Before you submit your pull request consider the following guidelines:

  • Search GitHub for an open or closed Pull Request that relates to your submission. You don't want to duplicate effort.

  • Please sign our Contributor License Agreement (CLA) before sending pull requests. We cannot accept code without this.

  • Make your changes in a new git branch:

    git checkout -b my-fix-branch master
  • Create your patch, including appropriate test cases.

  • Follow our Coding Rules.

  • Avoid checking in files that shouldn't be tracked (e.g Pods, *.xcworkspace, build, .idea). We recommend using a global gitignore for this.

  • Make sure not to include a recompiled version of the files as part of your PR. We will generate these automatically.

  • Commit your changes using a descriptive commit message.

    git commit -a

    Note: the optional commit -a command line option will automatically "add" and "rm" edited files.

  • Build your changes locally to ensure all the tests pass:

    gulp
  • Push your branch to GitHub:

    git push origin my-fix-branch
  • In GitHub, send a pull request to cannonball-ios:master.

  • If we suggest changes then:

    • Make the required updates.

    • Re-run the Friendly Pix test suite to ensure tests are still passing.

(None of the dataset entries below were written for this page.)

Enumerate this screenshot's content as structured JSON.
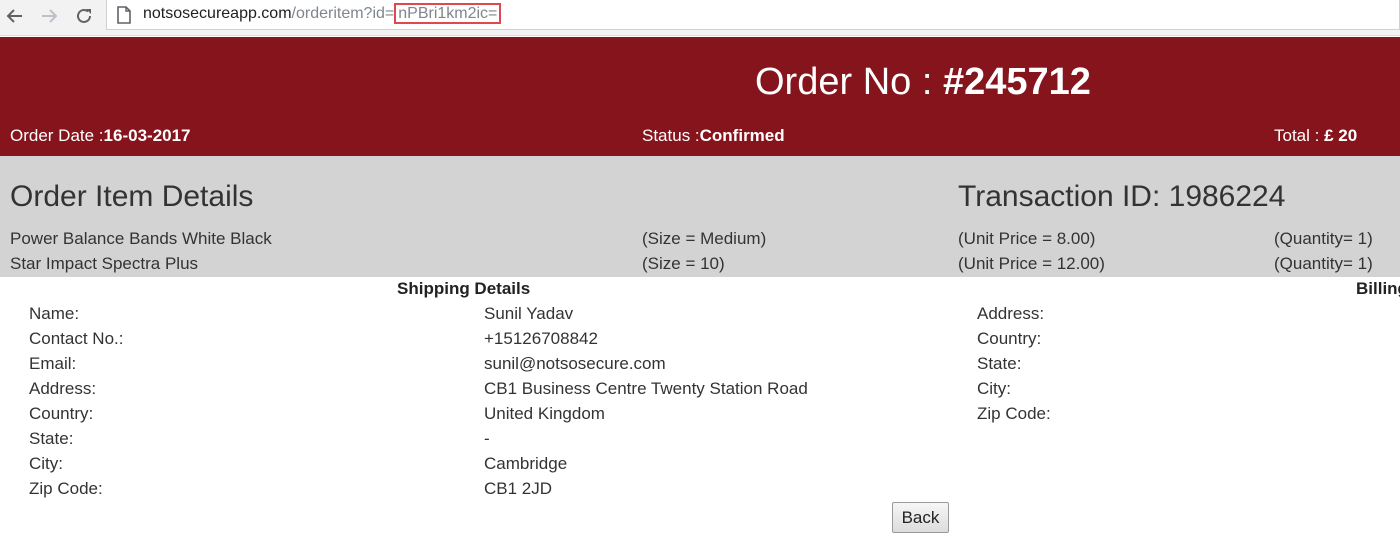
{
  "browser": {
    "url_host": "notsosecureapp.com",
    "url_path": "/orderitem?id=",
    "url_param": "nPBri1km2ic="
  },
  "header": {
    "order_label": "Order No : ",
    "order_number": "#245712",
    "order_date_label": "Order Date :",
    "order_date": "16-03-2017",
    "status_label": "Status :",
    "status": "Confirmed",
    "total_label": "Total : ",
    "total": "£ 20"
  },
  "items": {
    "title": "Order Item Details",
    "transaction": "Transaction ID: 1986224",
    "rows": [
      {
        "name": "Power Balance Bands White Black",
        "size": "(Size = Medium)",
        "price": "(Unit Price = 8.00)",
        "qty": "(Quantity= 1)"
      },
      {
        "name": "Star Impact Spectra Plus",
        "size": "(Size = 10)",
        "price": "(Unit Price = 12.00)",
        "qty": "(Quantity= 1)"
      }
    ]
  },
  "shipping": {
    "heading": "Shipping Details",
    "rows": [
      {
        "label": "Name:",
        "value": "Sunil Yadav"
      },
      {
        "label": "Contact No.:",
        "value": "+15126708842"
      },
      {
        "label": "Email:",
        "value": "sunil@notsosecure.com"
      },
      {
        "label": "Address:",
        "value": "CB1 Business Centre Twenty Station Road"
      },
      {
        "label": "Country:",
        "value": "United Kingdom"
      },
      {
        "label": "State:",
        "value": "-"
      },
      {
        "label": "City:",
        "value": "Cambridge"
      },
      {
        "label": "Zip Code:",
        "value": "CB1 2JD"
      }
    ]
  },
  "billing": {
    "heading": "Billing",
    "labels": [
      "Address:",
      "Country:",
      "State:",
      "City:",
      "Zip Code:"
    ]
  },
  "back_button": "Back",
  "icons": {
    "back": "arrow-left-icon",
    "forward": "arrow-right-icon",
    "reload": "reload-icon",
    "page": "page-icon"
  },
  "colors": {
    "header_bg": "#85141c",
    "panel_bg": "#d3d3d3",
    "highlight": "#e0484f"
  }
}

    • Rebase your branch and force push to your GitHub repository (this will update your Pull Request):

      git rebase master -i
      git push origin my-fix-branch -f

That's it! Thank you for your contribution!

After your pull request is merged

After your pull request is merged, you can safely delete your branch and pull the changes from the main (upstream) repository:

  • Delete the remote branch on GitHub either through the GitHub web UI or your local shell as follows:

    git push origin --delete my-fix-branch
  • Check out the master branch

    git checkout master -f
  • Delete the local branch:

    git branch -D my-fix-branch
  • Update your master with the latest upstream version:

    git pull --ff upstream master

Coding Rules

Make sure to adhere to the coding conventions used throughout the codebase (indentation, accurate comments, etc.) and any other requirements.

Signing the CLA

Contributions to this project must be accompanied by a Contributor License Agreement. You (or your employer) retain the copyright to your contribution; this simply gives us permission to use and redistribute your contributions as part of the project. Head over to https://cla.developers.google.com/ to see your current agreements on file or to sign a new one.

You generally only need to submit a CLA once, so if you've already submitted one (even if it was for a different project), you probably don't need to do it again.